Il est capital de retenir que l’opposabilité de la situation de l’emploi est la possibilité pour la DIRECCTE de refuser à l’employeur de recruter un futur salarié étranger titulaire d’un titre de séjour étudiant. L’employeur est dans l’obligation de prouver qu’il a accompli les démarches légales afin de recruter un employé présent dans le marché national de l’emploi pour occuper le poste à pourvoir. Il doit par ailleurs prouver qu’il n’a pas réussi à trouver le profil recherché parmi l’ensemble des candidats ayant répondu à la publication de l’offre d’emploi à pourvoir. L’article L.5220-21 du Code du travail énumère les conditions pour échapper à l’opposabilité de la situation de l’emploi.
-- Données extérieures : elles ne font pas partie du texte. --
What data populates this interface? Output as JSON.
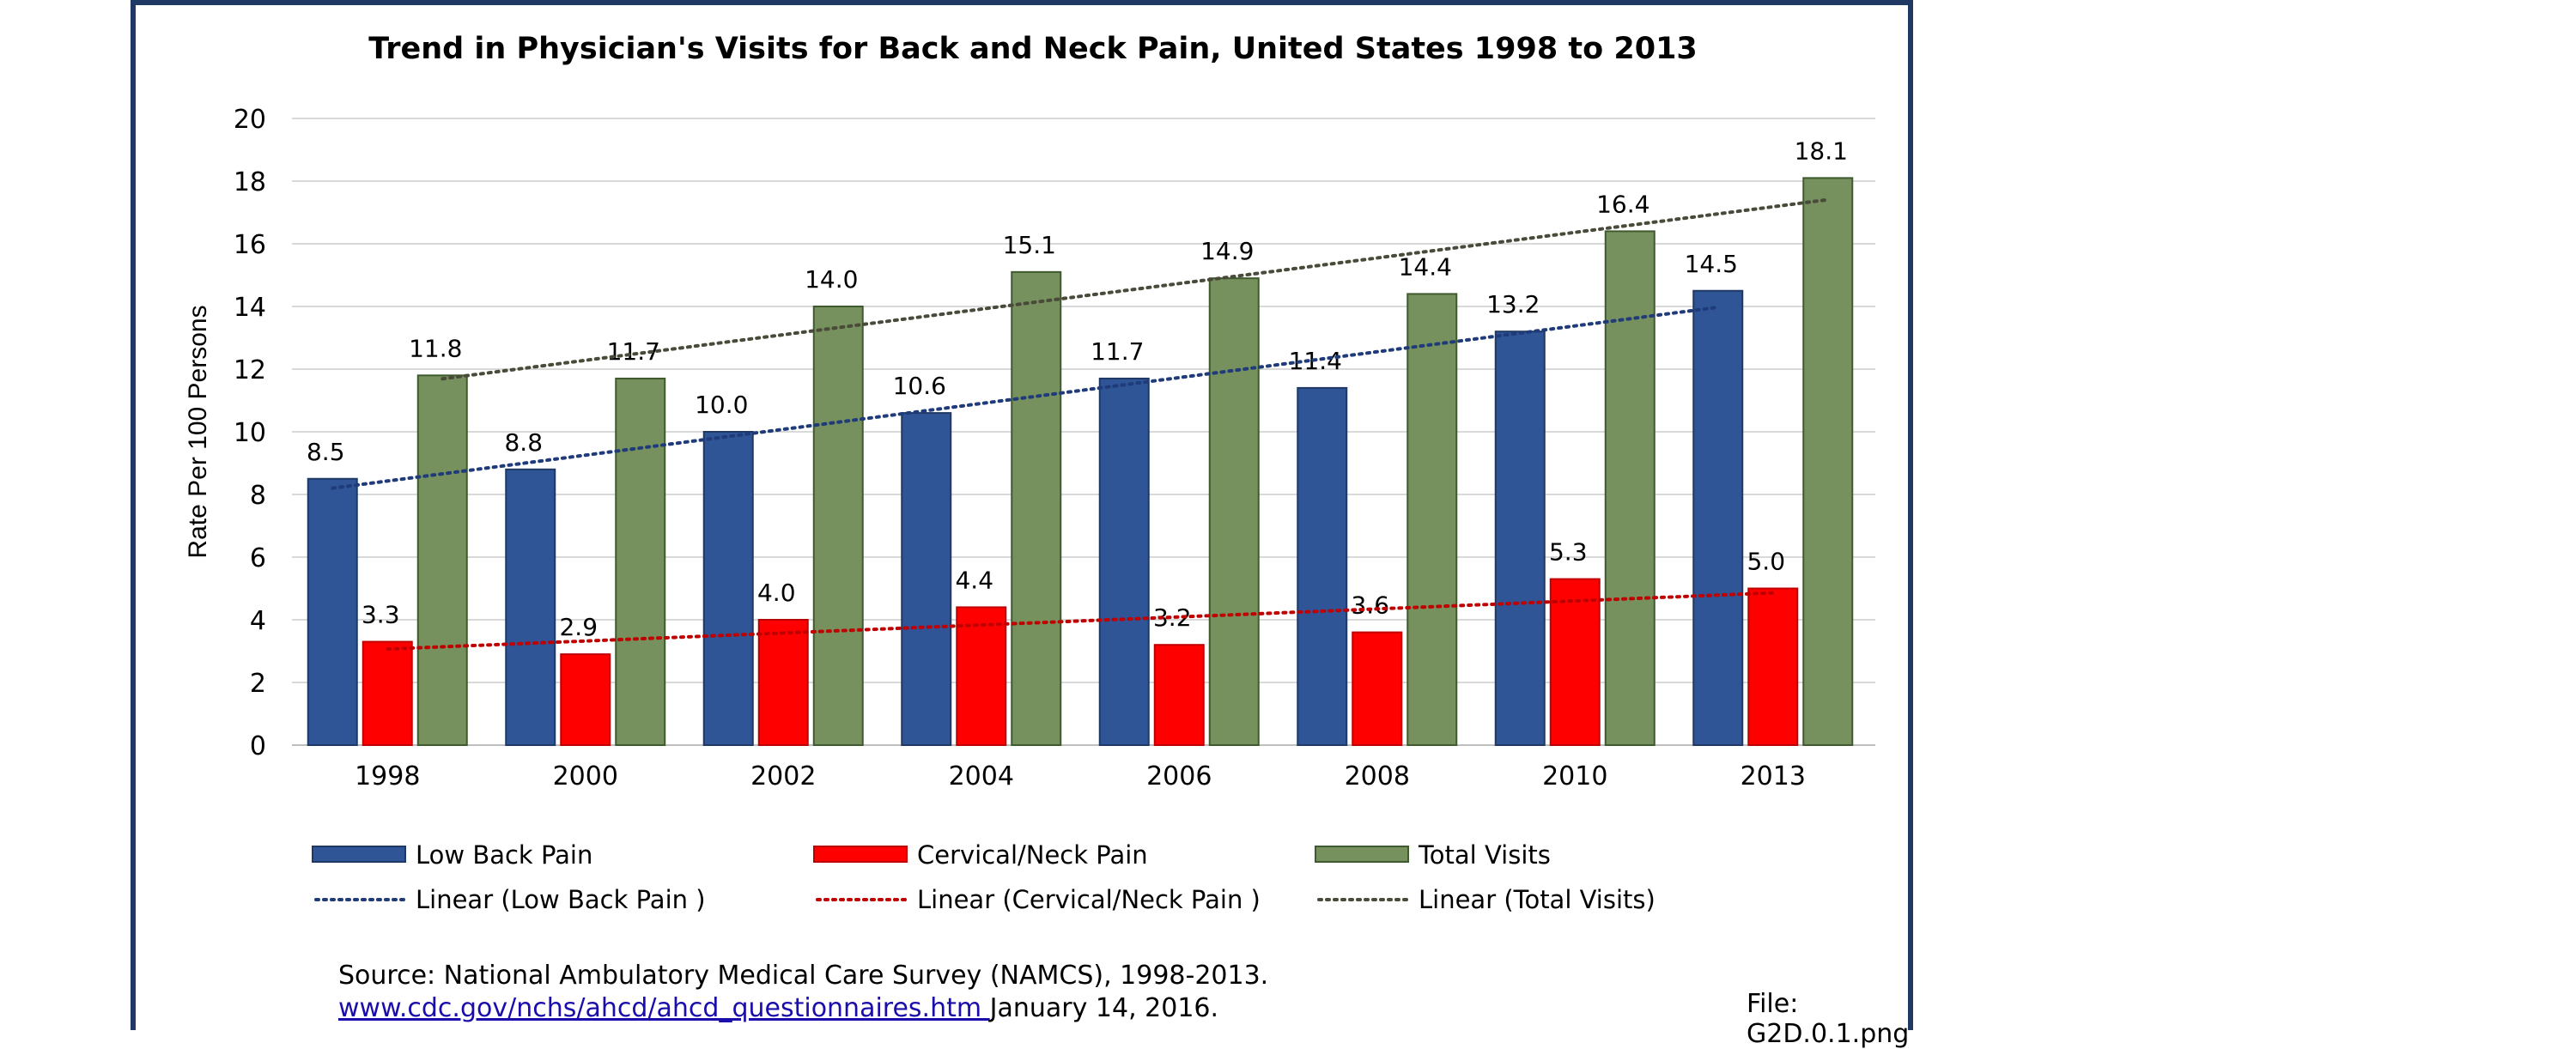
{
  "chart_data": {
    "type": "bar",
    "title": "Trend in Physician's Visits for Back and Neck Pain, United States 1998 to 2013",
    "ylabel": "Rate Per 100 Persons",
    "xlabel": "",
    "ylim": [
      0,
      20
    ],
    "yticks": [
      "0",
      "2",
      "4",
      "6",
      "8",
      "10",
      "12",
      "14",
      "16",
      "18",
      "20"
    ],
    "grid": true,
    "legend_position": "bottom",
    "categories": [
      "1998",
      "2000",
      "2002",
      "2004",
      "2006",
      "2008",
      "2010",
      "2013"
    ],
    "series": [
      {
        "name": "Low Back Pain",
        "color": "#2f5597",
        "values": [
          8.5,
          8.8,
          10.0,
          10.6,
          11.7,
          11.4,
          13.2,
          14.5
        ],
        "labels": [
          "8.5",
          "8.8",
          "10.0",
          "10.6",
          "11.7",
          "11.4",
          "13.2",
          "14.5"
        ]
      },
      {
        "name": "Cervical/Neck Pain",
        "color": "#ff0000",
        "values": [
          3.3,
          2.9,
          4.0,
          4.4,
          3.2,
          3.6,
          5.3,
          5.0
        ],
        "labels": [
          "3.3",
          "2.9",
          "4.0",
          "4.4",
          "3.2",
          "3.6",
          "5.3",
          "5.0"
        ]
      },
      {
        "name": "Total Visits",
        "color": "#76905e",
        "values": [
          11.8,
          11.7,
          14.0,
          15.1,
          14.9,
          14.4,
          16.4,
          18.1
        ],
        "labels": [
          "11.8",
          "11.7",
          "14.0",
          "15.1",
          "14.9",
          "14.4",
          "16.4",
          "18.1"
        ]
      }
    ],
    "trendlines": [
      {
        "name": "Linear (Low Back Pain )",
        "color": "#1f3b7a",
        "style": "dotted",
        "of": "Low Back Pain"
      },
      {
        "name": "Linear (Cervical/Neck Pain )",
        "color": "#c00000",
        "style": "dotted",
        "of": "Cervical/Neck Pain"
      },
      {
        "name": "Linear (Total Visits)",
        "color": "#4a4a3a",
        "style": "dotted",
        "of": "Total Visits"
      }
    ]
  },
  "footer": {
    "source_text": "Source: National Ambulatory Medical Care Survey (NAMCS), 1998-2013.",
    "link_text": "www.cdc.gov/nchs/ahcd/ahcd_questionnaires.htm ",
    "date_text": "January 14, 2016.",
    "file_ref": "File: G2D.0.1.png"
  }
}
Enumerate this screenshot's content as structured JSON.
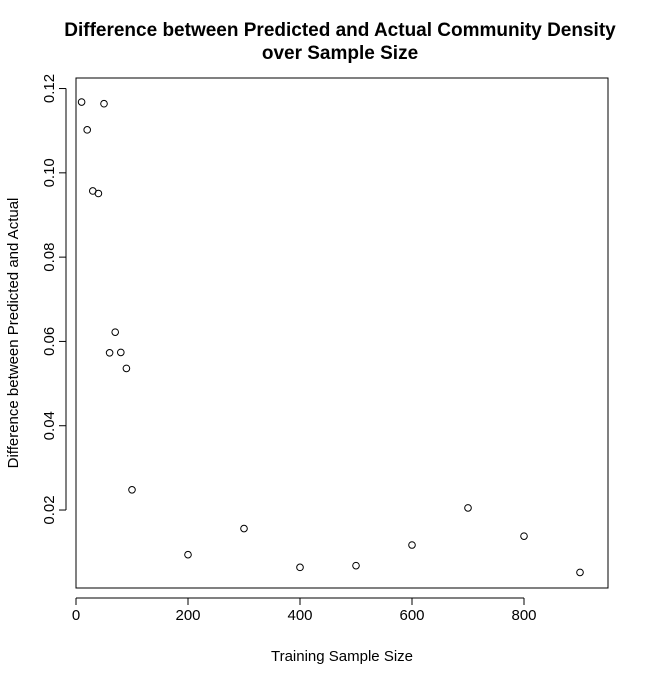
{
  "chart_data": {
    "type": "scatter",
    "title_line1": "Difference between Predicted and Actual Community Density",
    "title_line2": "over Sample Size",
    "xlabel": "Training Sample Size",
    "ylabel": "Difference between Predicted and Actual",
    "xlim": [
      0,
      950
    ],
    "ylim": [
      0.0015,
      0.1225
    ],
    "x_ticks": [
      0,
      200,
      400,
      600,
      800
    ],
    "y_ticks": [
      0.02,
      0.04,
      0.06,
      0.08,
      0.1,
      0.12
    ],
    "y_tick_labels": [
      "0.02",
      "0.04",
      "0.06",
      "0.08",
      "0.10",
      "0.12"
    ],
    "grid": false,
    "legend": "none",
    "marker": "open-circle",
    "points": [
      {
        "x": 10,
        "y": 0.1168
      },
      {
        "x": 20,
        "y": 0.1102
      },
      {
        "x": 30,
        "y": 0.0957
      },
      {
        "x": 40,
        "y": 0.0951
      },
      {
        "x": 50,
        "y": 0.1164
      },
      {
        "x": 60,
        "y": 0.0573
      },
      {
        "x": 70,
        "y": 0.0622
      },
      {
        "x": 80,
        "y": 0.0574
      },
      {
        "x": 90,
        "y": 0.0536
      },
      {
        "x": 100,
        "y": 0.0248
      },
      {
        "x": 200,
        "y": 0.0094
      },
      {
        "x": 300,
        "y": 0.0156
      },
      {
        "x": 400,
        "y": 0.0064
      },
      {
        "x": 500,
        "y": 0.0068
      },
      {
        "x": 600,
        "y": 0.0117
      },
      {
        "x": 700,
        "y": 0.0205
      },
      {
        "x": 800,
        "y": 0.0138
      },
      {
        "x": 900,
        "y": 0.0052
      }
    ]
  }
}
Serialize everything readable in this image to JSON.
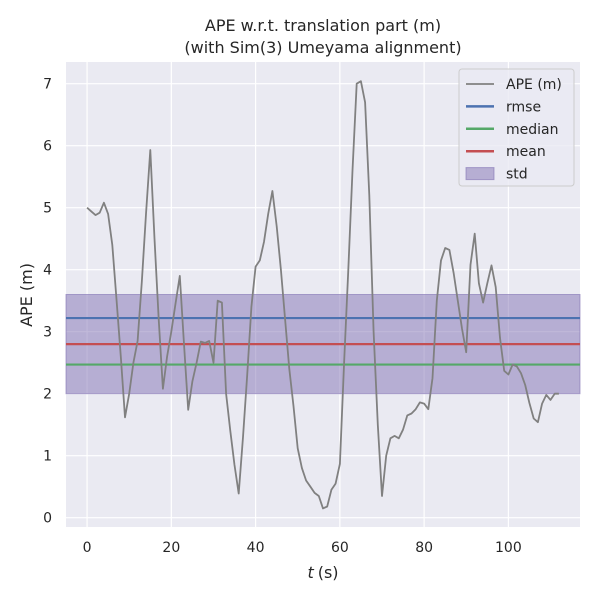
{
  "chart_data": {
    "type": "line",
    "title": "APE w.r.t. translation part (m)",
    "subtitle": "(with Sim(3) Umeyama alignment)",
    "xlabel_italic": "t",
    "xlabel_unit": "(s)",
    "ylabel": "APE (m)",
    "xlim": [
      -5,
      117
    ],
    "ylim": [
      -0.15,
      7.35
    ],
    "xticks": [
      0,
      20,
      40,
      60,
      80,
      100
    ],
    "yticks": [
      0,
      1,
      2,
      3,
      4,
      5,
      6,
      7
    ],
    "grid": true,
    "legend_position": "top-right",
    "series": [
      {
        "name": "APE (m)",
        "color": "#808080",
        "x": [
          0,
          1,
          2,
          3,
          4,
          5,
          6,
          7,
          8,
          9,
          10,
          11,
          12,
          13,
          14,
          15,
          16,
          17,
          18,
          19,
          20,
          21,
          22,
          23,
          24,
          25,
          26,
          27,
          28,
          29,
          30,
          31,
          32,
          33,
          34,
          35,
          36,
          37,
          38,
          39,
          40,
          41,
          42,
          43,
          44,
          45,
          46,
          47,
          48,
          49,
          50,
          51,
          52,
          53,
          54,
          55,
          56,
          57,
          58,
          59,
          60,
          61,
          62,
          63,
          64,
          65,
          66,
          67,
          68,
          69,
          70,
          71,
          72,
          73,
          74,
          75,
          76,
          77,
          78,
          79,
          80,
          81,
          82,
          83,
          84,
          85,
          86,
          87,
          88,
          89,
          90,
          91,
          92,
          93,
          94,
          95,
          96,
          97,
          98,
          99,
          100,
          101,
          102,
          103,
          104,
          105,
          106,
          107,
          108,
          109,
          110,
          111,
          112
        ],
        "values": [
          5.0,
          4.94,
          4.88,
          4.92,
          5.08,
          4.9,
          4.4,
          3.5,
          2.6,
          1.62,
          2.0,
          2.5,
          2.85,
          3.8,
          4.9,
          5.93,
          4.5,
          3.2,
          2.08,
          2.6,
          3.0,
          3.45,
          3.9,
          2.8,
          1.74,
          2.2,
          2.5,
          2.84,
          2.82,
          2.85,
          2.5,
          3.5,
          3.47,
          2.0,
          1.4,
          0.85,
          0.39,
          1.3,
          2.3,
          3.4,
          4.05,
          4.15,
          4.45,
          4.9,
          5.27,
          4.7,
          4.0,
          3.2,
          2.4,
          1.8,
          1.12,
          0.8,
          0.6,
          0.5,
          0.4,
          0.35,
          0.15,
          0.18,
          0.45,
          0.55,
          0.87,
          2.5,
          4.0,
          5.6,
          7.0,
          7.04,
          6.7,
          5.2,
          3.0,
          1.5,
          0.35,
          1.0,
          1.28,
          1.32,
          1.28,
          1.42,
          1.65,
          1.68,
          1.75,
          1.86,
          1.84,
          1.75,
          2.25,
          3.5,
          4.15,
          4.35,
          4.32,
          3.95,
          3.5,
          3.05,
          2.67,
          4.08,
          4.58,
          3.78,
          3.47,
          3.78,
          4.07,
          3.72,
          2.9,
          2.37,
          2.31,
          2.47,
          2.44,
          2.33,
          2.14,
          1.85,
          1.6,
          1.54,
          1.84,
          1.98,
          1.9,
          2.0,
          2.0
        ]
      }
    ],
    "hlines": [
      {
        "name": "rmse",
        "value": 3.22,
        "color": "#4c72b0"
      },
      {
        "name": "median",
        "value": 2.47,
        "color": "#55a868"
      },
      {
        "name": "mean",
        "value": 2.8,
        "color": "#c44e52"
      }
    ],
    "band": {
      "name": "std",
      "lower": 2.0,
      "upper": 3.6,
      "color": "#8172b3"
    }
  }
}
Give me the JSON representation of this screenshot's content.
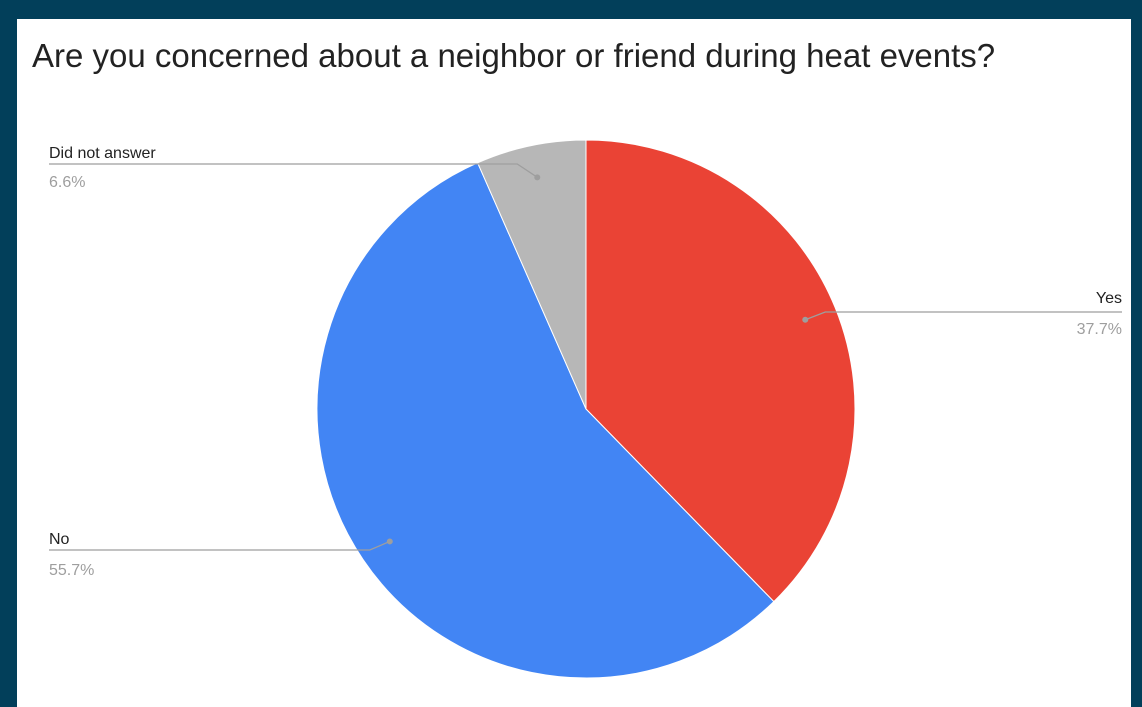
{
  "chart_data": {
    "type": "pie",
    "title": "Are you concerned about a neighbor or friend during heat events?",
    "slices": [
      {
        "label": "Yes",
        "value": 37.7,
        "display": "37.7%",
        "color": "#ea4335"
      },
      {
        "label": "No",
        "value": 55.7,
        "display": "55.7%",
        "color": "#4285f4"
      },
      {
        "label": "Did not answer",
        "value": 6.6,
        "display": "6.6%",
        "color": "#b7b7b7"
      }
    ],
    "legend": "none",
    "labels": "outside with leader lines"
  },
  "colors": {
    "background": "#023f5a",
    "panel": "#ffffff"
  }
}
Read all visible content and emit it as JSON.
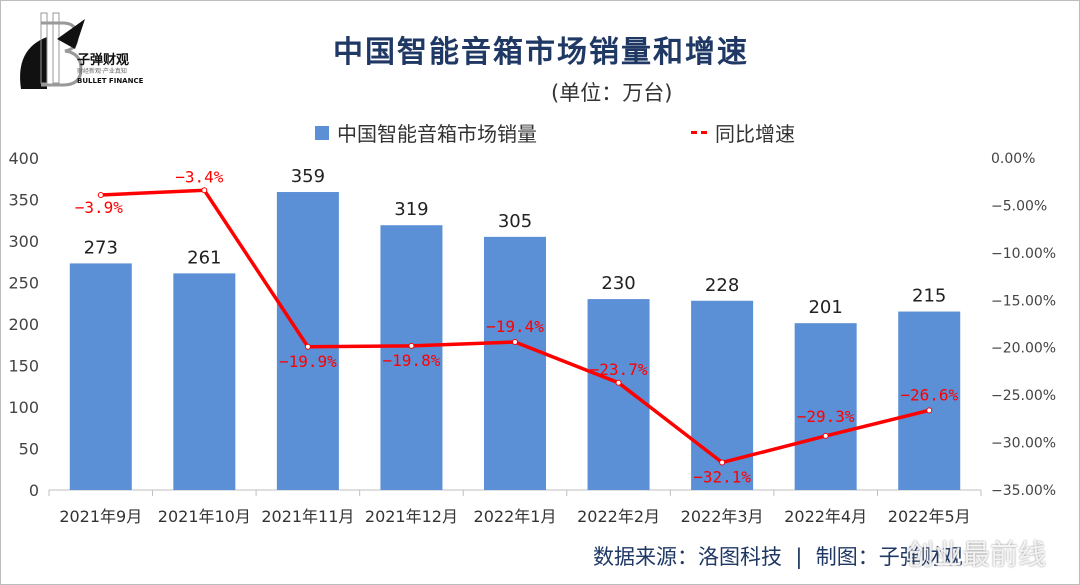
{
  "logo": {
    "name": "子弹财观",
    "slogan": "财经新观·产业真知",
    "en": "BULLET FINANCE"
  },
  "header": {
    "title": "中国智能音箱市场销量和增速",
    "unit": "(单位：万台)"
  },
  "footer": {
    "text": "数据来源：洛图科技  |  制图：子弹财观",
    "watermark": "创业最前线"
  },
  "colors": {
    "bar": "#5b8fd6",
    "line": "#ff0000",
    "title": "#1f3864"
  },
  "chart_data": {
    "type": "bar+line",
    "title": "中国智能音箱市场销量和增速",
    "categories": [
      "2021年9月",
      "2021年10月",
      "2021年11月",
      "2021年12月",
      "2022年1月",
      "2022年2月",
      "2022年3月",
      "2022年4月",
      "2022年5月"
    ],
    "series": [
      {
        "name": "中国智能音箱市场销量",
        "type": "bar",
        "axis": "left",
        "values": [
          273,
          261,
          359,
          319,
          305,
          230,
          228,
          201,
          215
        ],
        "labels": [
          "273",
          "261",
          "359",
          "319",
          "305",
          "230",
          "228",
          "201",
          "215"
        ]
      },
      {
        "name": "同比增速",
        "type": "line",
        "axis": "right",
        "values": [
          -3.9,
          -3.4,
          -19.9,
          -19.8,
          -19.4,
          -23.7,
          -32.1,
          -29.3,
          -26.6
        ],
        "labels": [
          "-3.9%",
          "-3.4%",
          "-19.9%",
          "-19.8%",
          "-19.4%",
          "-23.7%",
          "-32.1%",
          "-29.3%",
          "-26.6%"
        ]
      }
    ],
    "y_left": {
      "range": [
        0,
        400
      ],
      "ticks": [
        "0",
        "50",
        "100",
        "150",
        "200",
        "250",
        "300",
        "350",
        "400"
      ]
    },
    "y_right": {
      "range": [
        -35,
        0
      ],
      "ticks": [
        "-35.00%",
        "-30.00%",
        "-25.00%",
        "-20.00%",
        "-15.00%",
        "-10.00%",
        "-5.00%",
        "0.00%"
      ]
    },
    "legend": "top",
    "grid": false
  }
}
La condition liée à la rémunération

Le critère de la rémunération est aussi très important et il est fixé à 1,5 fois le SMIC. Depuis la loi du 7 mars 2016, ce critère est modulable en fonction des professions pour les candidats au changement de statut qui relèvent du mécanisme de l’APS. Par exemple, un étudiant titulaire d’un Master 2 en Informatique doit recevoir une rémunération en adéquation avec son poste. Une rémunération au SMIC serait considérée en l’espèce comme dérisoire. L’étudiant pouvant se prévaloir d’un profil exceptionnel doit, selon l’administration, pouvoir prétendre à un statut de cadre, ainsi qu’à une rémunération adaptée.

Le caractère sérieux de la recherche d’un salarié sur le marché national de l’emploi

Il sera nécessaire à l’employeur de présenter les justificatifs des recherches effectuées auprès des organismes concourant au service public de l’emploi pour recruter un candidat déjà présent sur le marché du travail. L’employeur doit prouver qu’il a effectué une recherche réelle et sérieuse de candidat sur le marché national de l’emploi. L’offre d’emploi doit rester publiée au minimum trois semaines. Les refus opposés par l’employeur aux autres candidatures doivent reposer sur des raisons sérieuses et réelles. Les arguments avancés par l’employeur doivent être objectifs, tangibles et fondés. Une insuffisance de motivation de l’employeur peut être une cause de refus de l’administration, raison pour laquelle la préparation de ce dossier de changement de statut d’étudiant à salarié requiert minutie.

Les spécificités du profil du futur employé

Afin de maximiser les chances de succès de cette procédure, l’employeur doit s’efforcer de décrire les spécificités du candidat par rapport aux autres candidatures reçues. Il doit préciser quelles sont les compétences du candidat et ce qui le distingue des autres postulants directement disponibles dans le marché de l’emploi français. Il doit mettre en avant le profil du candidat en indiquant ses diplômes, certifications, expériences professionnelles, stages effectuées, langues parlées, maitrise d’un savoir ou d’un savoir-faire particulier…

A cet effet, l’offre d’emploi doit être minutieusement rédigée par l’employeur en étroite collaboration avec le candidat afin que celle-ci soit adaptée au profil recherché, réduisant de facto les chances des autres candidats tentés par le poste de travail proposé…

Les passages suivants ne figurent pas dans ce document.